Dave’s January Bird Chatter
January is a good month for birds to stray into our area looking for a winter home and a source of food. Keep watching for that rare or unusual bird at your feeders that you have not identified or seen before. So far this year the northern Goldfinch population has arrived in good numbers. Their appetite for thistle will continue to increase as they will be with us until the first weeks of May. We are also receiving reports of Pine Siskin, Red-crossbills, and Tufted Titmice in the area. Many people are enjoying Red-breasted Nuthatches at their feeders, a very enjoyable winter addition. More sever snow and ice storms to our north could usher in many other irruptive northern species.

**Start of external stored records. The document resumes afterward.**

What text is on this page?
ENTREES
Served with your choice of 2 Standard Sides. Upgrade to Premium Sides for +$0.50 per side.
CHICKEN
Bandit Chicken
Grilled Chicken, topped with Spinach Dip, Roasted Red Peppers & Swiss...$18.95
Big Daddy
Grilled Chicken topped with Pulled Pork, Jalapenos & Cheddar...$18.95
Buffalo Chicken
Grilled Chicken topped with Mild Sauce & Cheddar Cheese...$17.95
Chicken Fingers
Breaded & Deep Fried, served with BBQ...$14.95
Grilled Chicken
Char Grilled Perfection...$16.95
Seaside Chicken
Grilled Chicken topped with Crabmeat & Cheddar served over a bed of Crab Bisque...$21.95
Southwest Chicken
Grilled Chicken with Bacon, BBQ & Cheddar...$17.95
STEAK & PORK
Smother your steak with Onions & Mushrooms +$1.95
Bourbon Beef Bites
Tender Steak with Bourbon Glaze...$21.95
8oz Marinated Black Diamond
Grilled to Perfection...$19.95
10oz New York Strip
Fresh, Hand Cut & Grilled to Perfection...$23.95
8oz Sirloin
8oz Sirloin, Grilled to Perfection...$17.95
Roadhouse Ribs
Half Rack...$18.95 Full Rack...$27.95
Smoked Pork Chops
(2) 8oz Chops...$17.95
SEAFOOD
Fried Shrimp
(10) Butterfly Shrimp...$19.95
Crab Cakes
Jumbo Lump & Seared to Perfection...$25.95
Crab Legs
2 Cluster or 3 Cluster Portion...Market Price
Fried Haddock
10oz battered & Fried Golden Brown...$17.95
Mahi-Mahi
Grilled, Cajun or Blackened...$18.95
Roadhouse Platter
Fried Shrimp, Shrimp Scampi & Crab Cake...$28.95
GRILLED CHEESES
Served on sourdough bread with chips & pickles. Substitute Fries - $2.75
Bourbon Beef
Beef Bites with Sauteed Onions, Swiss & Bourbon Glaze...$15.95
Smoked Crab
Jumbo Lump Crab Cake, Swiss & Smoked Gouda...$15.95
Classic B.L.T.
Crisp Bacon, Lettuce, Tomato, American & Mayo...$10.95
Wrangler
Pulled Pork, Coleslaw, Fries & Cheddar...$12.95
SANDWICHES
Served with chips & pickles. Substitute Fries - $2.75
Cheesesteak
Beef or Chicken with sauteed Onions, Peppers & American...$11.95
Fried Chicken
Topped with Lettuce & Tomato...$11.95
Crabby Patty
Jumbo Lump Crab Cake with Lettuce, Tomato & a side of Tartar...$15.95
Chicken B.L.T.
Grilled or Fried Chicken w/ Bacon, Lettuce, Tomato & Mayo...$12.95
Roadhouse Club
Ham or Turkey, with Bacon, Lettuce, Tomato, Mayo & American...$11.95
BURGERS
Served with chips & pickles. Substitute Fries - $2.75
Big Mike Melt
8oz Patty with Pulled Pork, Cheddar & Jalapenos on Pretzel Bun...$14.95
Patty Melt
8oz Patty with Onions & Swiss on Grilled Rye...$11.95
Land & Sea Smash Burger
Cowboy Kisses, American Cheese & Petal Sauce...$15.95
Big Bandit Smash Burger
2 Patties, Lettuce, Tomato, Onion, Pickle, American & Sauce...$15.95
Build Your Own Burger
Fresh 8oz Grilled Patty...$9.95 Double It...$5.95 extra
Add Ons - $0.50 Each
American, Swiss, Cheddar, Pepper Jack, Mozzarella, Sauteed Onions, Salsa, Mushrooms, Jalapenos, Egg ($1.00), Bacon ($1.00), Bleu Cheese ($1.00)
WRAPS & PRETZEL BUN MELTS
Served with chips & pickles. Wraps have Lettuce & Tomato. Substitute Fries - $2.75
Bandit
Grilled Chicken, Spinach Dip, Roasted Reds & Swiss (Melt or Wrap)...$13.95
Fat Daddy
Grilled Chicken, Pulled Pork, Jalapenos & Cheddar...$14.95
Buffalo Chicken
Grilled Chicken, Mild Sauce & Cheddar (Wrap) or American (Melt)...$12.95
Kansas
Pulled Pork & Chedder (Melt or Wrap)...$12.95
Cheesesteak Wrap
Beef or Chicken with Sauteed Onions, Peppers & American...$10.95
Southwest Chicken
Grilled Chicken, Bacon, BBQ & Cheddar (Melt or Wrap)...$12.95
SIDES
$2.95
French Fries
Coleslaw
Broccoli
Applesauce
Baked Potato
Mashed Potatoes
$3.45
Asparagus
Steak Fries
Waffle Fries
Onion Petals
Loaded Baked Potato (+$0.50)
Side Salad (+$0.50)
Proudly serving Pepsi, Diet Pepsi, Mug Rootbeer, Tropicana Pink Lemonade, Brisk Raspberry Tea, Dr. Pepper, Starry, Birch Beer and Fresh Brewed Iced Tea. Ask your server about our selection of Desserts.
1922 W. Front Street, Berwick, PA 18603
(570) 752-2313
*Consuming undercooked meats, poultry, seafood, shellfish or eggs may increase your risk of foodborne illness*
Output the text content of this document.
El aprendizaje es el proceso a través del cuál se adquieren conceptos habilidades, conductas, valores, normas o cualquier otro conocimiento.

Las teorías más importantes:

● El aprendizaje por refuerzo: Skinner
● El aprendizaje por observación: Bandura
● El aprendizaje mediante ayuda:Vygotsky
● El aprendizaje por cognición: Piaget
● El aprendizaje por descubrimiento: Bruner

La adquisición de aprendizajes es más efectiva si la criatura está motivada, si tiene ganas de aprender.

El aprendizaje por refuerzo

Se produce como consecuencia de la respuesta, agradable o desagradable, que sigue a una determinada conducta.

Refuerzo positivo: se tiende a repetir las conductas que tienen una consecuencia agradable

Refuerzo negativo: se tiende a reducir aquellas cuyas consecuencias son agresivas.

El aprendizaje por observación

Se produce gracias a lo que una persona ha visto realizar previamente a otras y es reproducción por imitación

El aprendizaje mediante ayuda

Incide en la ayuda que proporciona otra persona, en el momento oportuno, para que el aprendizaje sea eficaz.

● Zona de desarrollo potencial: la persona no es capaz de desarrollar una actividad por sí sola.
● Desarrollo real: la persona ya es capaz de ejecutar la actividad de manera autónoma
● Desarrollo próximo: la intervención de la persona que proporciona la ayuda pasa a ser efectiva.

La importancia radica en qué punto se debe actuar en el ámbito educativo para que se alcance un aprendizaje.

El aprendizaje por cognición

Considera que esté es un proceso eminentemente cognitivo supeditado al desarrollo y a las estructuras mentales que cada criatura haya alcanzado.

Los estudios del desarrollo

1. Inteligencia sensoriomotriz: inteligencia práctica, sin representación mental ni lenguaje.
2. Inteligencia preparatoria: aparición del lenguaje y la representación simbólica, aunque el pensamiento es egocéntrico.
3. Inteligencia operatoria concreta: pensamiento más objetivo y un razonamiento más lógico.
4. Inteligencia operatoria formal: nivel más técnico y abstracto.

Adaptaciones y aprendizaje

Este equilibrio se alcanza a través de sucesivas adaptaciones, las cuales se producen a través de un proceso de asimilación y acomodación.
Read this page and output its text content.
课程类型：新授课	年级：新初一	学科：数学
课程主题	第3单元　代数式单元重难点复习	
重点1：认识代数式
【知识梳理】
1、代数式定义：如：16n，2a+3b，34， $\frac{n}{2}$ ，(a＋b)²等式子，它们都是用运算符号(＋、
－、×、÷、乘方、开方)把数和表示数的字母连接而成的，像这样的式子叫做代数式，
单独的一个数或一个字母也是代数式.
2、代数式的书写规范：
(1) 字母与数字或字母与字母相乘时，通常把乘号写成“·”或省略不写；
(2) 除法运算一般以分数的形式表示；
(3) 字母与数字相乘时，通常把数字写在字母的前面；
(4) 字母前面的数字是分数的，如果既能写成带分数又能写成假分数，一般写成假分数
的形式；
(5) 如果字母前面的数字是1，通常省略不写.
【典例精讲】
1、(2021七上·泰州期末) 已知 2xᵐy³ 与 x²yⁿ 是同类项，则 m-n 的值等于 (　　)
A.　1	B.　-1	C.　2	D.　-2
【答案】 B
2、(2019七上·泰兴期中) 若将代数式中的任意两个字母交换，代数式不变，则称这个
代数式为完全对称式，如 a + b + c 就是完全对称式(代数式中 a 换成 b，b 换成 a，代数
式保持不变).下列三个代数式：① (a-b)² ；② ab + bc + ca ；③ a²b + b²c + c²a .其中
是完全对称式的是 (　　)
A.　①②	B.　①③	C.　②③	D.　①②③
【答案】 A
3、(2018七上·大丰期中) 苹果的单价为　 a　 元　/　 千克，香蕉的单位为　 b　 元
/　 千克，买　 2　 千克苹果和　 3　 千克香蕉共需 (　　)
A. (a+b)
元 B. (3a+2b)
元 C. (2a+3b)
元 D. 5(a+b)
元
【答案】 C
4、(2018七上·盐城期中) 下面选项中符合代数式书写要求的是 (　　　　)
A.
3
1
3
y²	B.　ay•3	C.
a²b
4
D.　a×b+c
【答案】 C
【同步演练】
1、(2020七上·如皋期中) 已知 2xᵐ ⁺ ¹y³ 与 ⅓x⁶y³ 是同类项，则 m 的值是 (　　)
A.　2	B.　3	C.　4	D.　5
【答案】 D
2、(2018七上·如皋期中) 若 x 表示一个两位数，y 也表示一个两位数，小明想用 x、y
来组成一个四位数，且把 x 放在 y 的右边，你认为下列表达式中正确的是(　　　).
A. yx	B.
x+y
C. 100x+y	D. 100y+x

February is the month for the Great Backyard Bird Count and Wild Bird Habitat wants to get everyone thinking and preparing for this for this free, four day bird count. Visit the GBBC website now at www.birdsource.org/gbbc to learn more and make plans to participate. Get the family involved counting bird. Have students count birds in the schoolyard or at a nearby park. Then log your data onto the Great Backyard Bird Count website. It’s a great mid-winter activity for individuals, families, classrooms, scout troops, anyone, to get outside, get some fresh air, enjoy a bit of nature, and be a citizen scientist providing valuable data to biologists. Linda and I usually count birds at coming to our feeders at our home on Friday, the first day of the count. Saturday we count birds at the Pioneers Park Nature Center. Sunday we take a road trip counting birds and log our findings in using the various zip codes where we counted birds. Then we wrap up this annual bird count at our home on Monday. Whether you count the 5 birds you see in your yard or the 75 birds you find walking through your neighborhood or park, every bird you count is important. The information you provide is combined with the Christmas Bird Count and Project Feeder Watch to create a snapshot of the distribution and health of the birds we all have come to love and enjoy. The Great Backyard Bird Count is a project of Cornell University’s Lab of Ornithology and Audubon.
Fresh open water is important to our birds during cold frigid weather. Eating snow or scouting for open water expends valuable energy birds need to survive through the cold winter nights. After all, birds only survive the cold nights on the energy they get from feeding during the day. You can provide open water with a heated bird bath or by adding a bird bath heater to an existing bird bath. These De-Icers are thermostatically controlled and only use as much energy as a 60 watt light bulb. The benefits are you’ll have more birds visiting your backyard.
Birds need grit to help grind and digest the foods they eat. Often they can find gravel and various materials to aid in their digestive process. But when ice and snow pack cover the ground it becomes more difficult to find such products. You can help by offering grit to your birds. It can be placed out separately, or even a little mixed in with food on a platform feeder. An occasional hand full of sand or gravel tossed on the ground will work, or you can purchase granite grit at the Wild Bird Habitat Stores. A little grit can go a long way.
Suet is an excellent winter food source for woodpeckers, nuthatches and other birds of the tree trunk zone. At Wild Bird Habitat we have a variety of suet feeders to meet the needs of these birds. I have even simply rubbed suet on the bark of a tree. The woodpeckers, Carolina Wrens, Brown Creepers, and others enjoy this method of feeding suet especially when the suet feeder itself is overcrowded. Red-bellied woodpeckers will feed on suet, but they seem to prefer reject peanuts or Wild Bird Habitat’s Woodpecker Gourmet Mix. Making both suet and peanuts available to the birds of the tree trunk zone delights a lot of our customers with the birds they attract. Let us know if squirrels are a problem when you offer these products to the birds. Wild Bird Habitat has several solutions.
As you may have read in our December Newsletter, birds do not become reliant on the foods we offer them. They are opportunistic, and as such, take advantage of our generous offerings. It has been proven scientifically, that birds do have a higher survival rate when supplemental foods are made available. In extremely cold weather, birds are basically 36 hours from starvation, surviving only on whatever foods they can consume during the day. Bird feeders are just one of many food sources they have. And as natural food sources become harder to find in mid to late winter, and even into spring, our bird feeders become a source food that enhances their survival.
Brighten up your office, schoolyard, or place of business by installing a bird feeder outside a window. The birds you attract will surely become a topic of conversation, add a little peace to your busy day, and keep you connected with nature. Studies have shown that when people are out in nature or observe nature it lowers one’s stress level. Good birding to everyone.